The likelihood of resurrecting KXL seems minuscule, however, given the political polarization surrounding the project and Biden’s cancelling of its permits over climate concerns and greenhouse gas emissions from the oilsands.

And TC Energy CEO Francois Poirier appears to have as much interest in resuscitating the pipeline — first proposed in 2008 — as getting poison ivy.

“On Keystone XL, we’ve turned the page and we’re not interested in reviving that,” Poirier said Wednesday at an investment forum.

“And I don’t think President Biden is interested in reviving that either, based on recent comments he made publicly.

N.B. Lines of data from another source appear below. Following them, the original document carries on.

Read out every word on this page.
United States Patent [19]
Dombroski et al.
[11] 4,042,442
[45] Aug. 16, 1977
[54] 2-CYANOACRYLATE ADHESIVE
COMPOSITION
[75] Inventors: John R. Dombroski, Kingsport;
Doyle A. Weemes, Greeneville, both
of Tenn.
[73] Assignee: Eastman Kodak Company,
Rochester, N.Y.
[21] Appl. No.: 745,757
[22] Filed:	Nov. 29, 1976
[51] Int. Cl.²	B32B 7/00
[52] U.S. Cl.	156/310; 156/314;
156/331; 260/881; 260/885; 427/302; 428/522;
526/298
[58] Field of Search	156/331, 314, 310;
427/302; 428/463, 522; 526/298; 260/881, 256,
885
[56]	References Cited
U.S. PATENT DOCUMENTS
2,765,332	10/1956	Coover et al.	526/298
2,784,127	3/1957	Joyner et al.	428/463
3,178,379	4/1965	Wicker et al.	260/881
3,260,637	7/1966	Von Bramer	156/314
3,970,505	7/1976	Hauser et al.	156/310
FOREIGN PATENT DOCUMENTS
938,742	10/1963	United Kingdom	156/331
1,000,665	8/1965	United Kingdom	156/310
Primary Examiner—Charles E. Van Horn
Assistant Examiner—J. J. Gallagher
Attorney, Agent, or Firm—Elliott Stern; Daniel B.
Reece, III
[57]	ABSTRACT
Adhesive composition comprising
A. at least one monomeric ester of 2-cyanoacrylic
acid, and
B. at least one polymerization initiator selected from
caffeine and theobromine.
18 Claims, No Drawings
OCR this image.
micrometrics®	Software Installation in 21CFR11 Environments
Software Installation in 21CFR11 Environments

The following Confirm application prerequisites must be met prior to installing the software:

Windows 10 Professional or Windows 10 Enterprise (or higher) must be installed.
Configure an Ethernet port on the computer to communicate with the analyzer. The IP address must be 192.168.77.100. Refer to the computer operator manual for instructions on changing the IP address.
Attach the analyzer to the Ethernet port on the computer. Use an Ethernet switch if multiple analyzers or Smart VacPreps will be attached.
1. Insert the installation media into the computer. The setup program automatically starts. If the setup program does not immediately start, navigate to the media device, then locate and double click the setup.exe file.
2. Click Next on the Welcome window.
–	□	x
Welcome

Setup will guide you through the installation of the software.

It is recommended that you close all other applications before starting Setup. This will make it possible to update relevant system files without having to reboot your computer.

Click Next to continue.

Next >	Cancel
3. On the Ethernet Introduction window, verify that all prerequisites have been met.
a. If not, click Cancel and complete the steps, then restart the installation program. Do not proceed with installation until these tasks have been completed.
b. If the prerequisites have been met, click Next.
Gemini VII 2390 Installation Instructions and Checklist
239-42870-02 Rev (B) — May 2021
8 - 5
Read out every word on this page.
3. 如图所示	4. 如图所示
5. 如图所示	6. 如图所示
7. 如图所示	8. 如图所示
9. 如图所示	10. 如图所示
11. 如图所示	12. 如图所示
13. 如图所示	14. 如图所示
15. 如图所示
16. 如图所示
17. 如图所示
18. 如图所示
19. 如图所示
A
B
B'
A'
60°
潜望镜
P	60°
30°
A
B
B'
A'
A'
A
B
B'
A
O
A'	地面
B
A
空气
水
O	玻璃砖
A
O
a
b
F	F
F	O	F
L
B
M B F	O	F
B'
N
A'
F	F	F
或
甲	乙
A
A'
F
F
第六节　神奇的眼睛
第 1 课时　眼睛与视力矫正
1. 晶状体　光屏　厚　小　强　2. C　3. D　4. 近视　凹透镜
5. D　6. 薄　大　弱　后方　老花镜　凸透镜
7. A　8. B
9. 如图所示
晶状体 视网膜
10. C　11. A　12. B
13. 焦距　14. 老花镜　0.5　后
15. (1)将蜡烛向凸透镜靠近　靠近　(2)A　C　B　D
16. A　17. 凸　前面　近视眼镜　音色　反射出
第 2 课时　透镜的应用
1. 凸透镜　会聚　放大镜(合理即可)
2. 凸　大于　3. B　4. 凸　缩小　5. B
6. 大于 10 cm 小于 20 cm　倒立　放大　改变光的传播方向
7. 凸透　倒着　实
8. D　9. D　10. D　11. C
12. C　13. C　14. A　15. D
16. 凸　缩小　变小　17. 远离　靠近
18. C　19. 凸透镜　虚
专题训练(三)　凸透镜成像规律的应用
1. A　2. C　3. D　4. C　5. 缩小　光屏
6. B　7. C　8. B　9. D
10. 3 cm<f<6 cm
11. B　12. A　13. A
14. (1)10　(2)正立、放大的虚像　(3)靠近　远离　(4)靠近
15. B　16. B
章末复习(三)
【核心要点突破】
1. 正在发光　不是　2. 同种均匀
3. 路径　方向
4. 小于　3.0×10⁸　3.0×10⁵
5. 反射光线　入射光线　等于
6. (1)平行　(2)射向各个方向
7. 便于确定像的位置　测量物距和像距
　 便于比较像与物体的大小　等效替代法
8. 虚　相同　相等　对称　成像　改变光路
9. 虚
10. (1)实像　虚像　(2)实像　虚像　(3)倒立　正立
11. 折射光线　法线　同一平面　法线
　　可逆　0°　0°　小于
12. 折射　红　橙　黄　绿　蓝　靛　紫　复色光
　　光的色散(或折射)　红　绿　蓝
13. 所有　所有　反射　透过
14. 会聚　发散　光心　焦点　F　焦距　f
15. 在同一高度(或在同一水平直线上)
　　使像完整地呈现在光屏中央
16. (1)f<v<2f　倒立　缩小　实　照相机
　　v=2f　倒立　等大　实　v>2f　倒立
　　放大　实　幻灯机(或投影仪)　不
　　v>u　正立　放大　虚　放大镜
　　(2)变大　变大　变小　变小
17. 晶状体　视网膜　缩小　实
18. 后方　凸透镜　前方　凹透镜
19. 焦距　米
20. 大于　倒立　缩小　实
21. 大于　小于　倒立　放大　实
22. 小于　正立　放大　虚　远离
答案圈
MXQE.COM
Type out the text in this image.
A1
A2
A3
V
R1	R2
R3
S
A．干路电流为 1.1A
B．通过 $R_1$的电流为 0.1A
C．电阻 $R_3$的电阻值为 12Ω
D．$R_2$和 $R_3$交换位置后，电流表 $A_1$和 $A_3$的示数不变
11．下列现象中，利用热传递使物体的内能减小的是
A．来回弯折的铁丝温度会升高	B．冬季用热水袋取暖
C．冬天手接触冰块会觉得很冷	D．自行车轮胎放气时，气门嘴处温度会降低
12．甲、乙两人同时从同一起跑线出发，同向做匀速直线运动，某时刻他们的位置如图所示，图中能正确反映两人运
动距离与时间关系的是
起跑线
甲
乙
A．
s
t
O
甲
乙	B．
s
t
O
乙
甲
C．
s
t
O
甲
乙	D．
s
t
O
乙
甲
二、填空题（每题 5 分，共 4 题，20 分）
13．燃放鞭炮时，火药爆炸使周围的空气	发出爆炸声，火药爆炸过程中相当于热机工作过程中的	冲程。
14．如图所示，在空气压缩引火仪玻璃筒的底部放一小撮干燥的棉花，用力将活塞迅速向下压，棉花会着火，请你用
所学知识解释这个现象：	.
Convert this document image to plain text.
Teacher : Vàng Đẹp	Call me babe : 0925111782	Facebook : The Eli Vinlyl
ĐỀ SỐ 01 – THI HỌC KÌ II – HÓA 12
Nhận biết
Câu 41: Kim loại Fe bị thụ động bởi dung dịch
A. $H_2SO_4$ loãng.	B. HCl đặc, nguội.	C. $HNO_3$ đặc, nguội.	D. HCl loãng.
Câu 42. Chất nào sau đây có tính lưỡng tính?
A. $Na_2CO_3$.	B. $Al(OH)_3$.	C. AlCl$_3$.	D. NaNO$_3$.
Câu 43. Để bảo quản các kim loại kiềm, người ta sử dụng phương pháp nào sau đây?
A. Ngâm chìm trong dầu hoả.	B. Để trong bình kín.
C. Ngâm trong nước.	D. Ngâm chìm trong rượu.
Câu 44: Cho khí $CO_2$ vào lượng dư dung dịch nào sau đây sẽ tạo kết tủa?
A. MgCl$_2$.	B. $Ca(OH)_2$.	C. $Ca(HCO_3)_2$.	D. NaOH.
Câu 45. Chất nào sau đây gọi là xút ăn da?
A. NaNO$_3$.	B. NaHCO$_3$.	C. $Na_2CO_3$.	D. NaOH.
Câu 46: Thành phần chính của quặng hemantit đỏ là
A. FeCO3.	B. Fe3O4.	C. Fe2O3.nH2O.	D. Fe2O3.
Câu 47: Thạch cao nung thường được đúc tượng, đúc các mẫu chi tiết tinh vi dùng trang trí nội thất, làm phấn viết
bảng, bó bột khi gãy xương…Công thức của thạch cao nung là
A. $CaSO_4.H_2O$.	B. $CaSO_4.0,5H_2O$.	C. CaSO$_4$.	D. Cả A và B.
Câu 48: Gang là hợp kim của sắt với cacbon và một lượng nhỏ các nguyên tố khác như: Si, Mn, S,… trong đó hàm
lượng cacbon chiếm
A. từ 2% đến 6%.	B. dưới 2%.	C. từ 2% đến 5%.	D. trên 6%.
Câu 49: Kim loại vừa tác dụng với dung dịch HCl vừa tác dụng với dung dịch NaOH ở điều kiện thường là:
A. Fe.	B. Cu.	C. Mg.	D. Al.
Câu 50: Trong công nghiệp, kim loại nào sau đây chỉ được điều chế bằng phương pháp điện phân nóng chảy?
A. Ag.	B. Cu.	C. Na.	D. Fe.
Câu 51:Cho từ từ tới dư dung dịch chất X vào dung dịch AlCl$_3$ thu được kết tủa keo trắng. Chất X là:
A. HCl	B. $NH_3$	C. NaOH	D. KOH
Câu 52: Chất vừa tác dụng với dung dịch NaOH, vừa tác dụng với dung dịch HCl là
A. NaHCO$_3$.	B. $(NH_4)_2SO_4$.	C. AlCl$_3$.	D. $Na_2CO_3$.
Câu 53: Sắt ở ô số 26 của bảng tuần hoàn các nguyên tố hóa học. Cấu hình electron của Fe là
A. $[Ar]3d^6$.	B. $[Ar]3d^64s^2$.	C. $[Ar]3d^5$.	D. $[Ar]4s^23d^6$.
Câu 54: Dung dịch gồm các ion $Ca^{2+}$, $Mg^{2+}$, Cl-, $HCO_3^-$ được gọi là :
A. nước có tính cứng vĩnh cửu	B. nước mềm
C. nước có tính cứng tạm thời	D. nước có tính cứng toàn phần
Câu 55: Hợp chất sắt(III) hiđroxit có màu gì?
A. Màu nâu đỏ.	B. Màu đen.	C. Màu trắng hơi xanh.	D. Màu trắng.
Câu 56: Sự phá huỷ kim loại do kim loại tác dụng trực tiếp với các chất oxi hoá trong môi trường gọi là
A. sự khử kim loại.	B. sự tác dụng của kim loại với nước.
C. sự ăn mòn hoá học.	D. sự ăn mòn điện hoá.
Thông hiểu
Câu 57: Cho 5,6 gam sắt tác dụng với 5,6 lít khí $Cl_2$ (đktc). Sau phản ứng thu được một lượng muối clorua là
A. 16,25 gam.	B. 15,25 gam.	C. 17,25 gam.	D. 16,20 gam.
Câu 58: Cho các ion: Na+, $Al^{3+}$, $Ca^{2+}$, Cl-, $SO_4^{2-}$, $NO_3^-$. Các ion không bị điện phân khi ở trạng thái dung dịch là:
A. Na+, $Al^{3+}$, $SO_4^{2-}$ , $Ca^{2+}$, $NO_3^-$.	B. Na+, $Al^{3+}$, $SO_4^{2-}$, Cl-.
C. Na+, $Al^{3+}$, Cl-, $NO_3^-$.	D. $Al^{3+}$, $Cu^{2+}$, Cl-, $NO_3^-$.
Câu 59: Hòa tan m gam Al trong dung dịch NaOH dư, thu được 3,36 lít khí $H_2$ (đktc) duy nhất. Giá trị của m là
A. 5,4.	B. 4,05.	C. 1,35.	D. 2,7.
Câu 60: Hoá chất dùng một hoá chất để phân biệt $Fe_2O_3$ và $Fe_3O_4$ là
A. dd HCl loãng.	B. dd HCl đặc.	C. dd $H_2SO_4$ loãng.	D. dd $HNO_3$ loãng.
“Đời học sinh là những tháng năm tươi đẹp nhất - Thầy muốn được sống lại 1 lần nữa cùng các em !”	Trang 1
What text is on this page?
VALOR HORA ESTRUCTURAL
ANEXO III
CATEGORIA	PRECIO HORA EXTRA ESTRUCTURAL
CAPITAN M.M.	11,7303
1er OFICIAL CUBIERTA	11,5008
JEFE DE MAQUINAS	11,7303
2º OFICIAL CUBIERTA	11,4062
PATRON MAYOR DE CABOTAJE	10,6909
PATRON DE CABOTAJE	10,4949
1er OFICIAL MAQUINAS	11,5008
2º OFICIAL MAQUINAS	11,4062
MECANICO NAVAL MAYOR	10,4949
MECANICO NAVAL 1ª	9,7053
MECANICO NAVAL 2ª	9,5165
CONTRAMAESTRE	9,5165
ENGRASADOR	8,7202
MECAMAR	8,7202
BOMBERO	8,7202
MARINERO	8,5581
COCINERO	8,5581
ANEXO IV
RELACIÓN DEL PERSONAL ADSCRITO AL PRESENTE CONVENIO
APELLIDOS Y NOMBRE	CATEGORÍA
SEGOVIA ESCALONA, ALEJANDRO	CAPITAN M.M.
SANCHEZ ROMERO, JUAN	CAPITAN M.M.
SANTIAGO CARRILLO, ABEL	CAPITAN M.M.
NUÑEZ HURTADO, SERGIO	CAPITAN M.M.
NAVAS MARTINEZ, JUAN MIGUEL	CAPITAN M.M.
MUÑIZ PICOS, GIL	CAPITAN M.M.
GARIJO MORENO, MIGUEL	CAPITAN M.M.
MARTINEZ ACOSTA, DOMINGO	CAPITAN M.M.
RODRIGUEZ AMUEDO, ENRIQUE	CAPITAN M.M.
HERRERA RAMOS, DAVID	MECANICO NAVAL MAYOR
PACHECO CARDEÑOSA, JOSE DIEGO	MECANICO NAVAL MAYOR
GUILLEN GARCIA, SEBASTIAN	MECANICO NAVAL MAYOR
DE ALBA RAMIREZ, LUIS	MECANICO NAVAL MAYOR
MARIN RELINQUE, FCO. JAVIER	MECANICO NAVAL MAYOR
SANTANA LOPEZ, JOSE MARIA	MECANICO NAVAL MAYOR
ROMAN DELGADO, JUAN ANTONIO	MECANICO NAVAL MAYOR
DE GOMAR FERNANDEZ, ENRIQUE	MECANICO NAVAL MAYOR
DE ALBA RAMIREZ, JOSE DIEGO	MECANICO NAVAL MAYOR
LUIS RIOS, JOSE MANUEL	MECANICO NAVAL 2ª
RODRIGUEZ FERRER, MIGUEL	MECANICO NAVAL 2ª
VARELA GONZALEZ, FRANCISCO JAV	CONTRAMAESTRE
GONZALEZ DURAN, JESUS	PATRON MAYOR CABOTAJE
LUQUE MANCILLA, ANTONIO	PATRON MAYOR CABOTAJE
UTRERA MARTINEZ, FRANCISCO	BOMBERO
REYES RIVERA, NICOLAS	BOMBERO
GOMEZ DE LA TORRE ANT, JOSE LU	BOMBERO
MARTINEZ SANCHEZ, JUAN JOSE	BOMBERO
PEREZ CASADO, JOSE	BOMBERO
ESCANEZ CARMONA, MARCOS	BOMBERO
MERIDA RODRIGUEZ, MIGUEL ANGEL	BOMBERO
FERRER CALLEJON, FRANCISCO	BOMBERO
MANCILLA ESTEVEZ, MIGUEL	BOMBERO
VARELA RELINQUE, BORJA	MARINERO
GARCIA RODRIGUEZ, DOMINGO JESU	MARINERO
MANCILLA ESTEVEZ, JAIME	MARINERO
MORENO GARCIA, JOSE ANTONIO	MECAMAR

We’ve moved on.”

However, Keystone XL doesn’t need to dominate the discussion.

There are other pipelines, smaller projects and other infrastructure that can bolster energy trade between the countries. Battles over the Line 3 and Line 5 projects are also continuing.

In January, Canada shipped almost 4.6 million barrels per day of oil and other petroleum products into the U.S., about 56 per cent of all imports. And the U.S. supplied two-thirds of Canada’s oil imports last year.

Industry expert Greg Stringham, CAPP’s former vice-president of oilsands, has met several times with the veteran senator and noted Canadian officials have been trying for years to get Manchin north to see the oilsands.

“This is a really strong signal that he’s trying to accelerate the understanding of Canada-U.S. energy relations from his perceptive within his own party,” Stringham said.

The challenge for Canada is ensuring additional exports of oil are from lower-emissions barrels, said Cahill, noting there’s little awareness in the U.S. of what Canadian producers are doing to reduce the carbon intensity from the oilsands.

On the flip side, there is a new opportunity to talk about increasing oil and gas shipments from Alberta.

“The whole U.S. has been jolted into thinking about energy security again,” Cahill said.

“It’s created more openness to importing more volumes from Canada. It’s kind of opened up new possibilities.”

Chris Varcoe is a Calgary Herald columnist.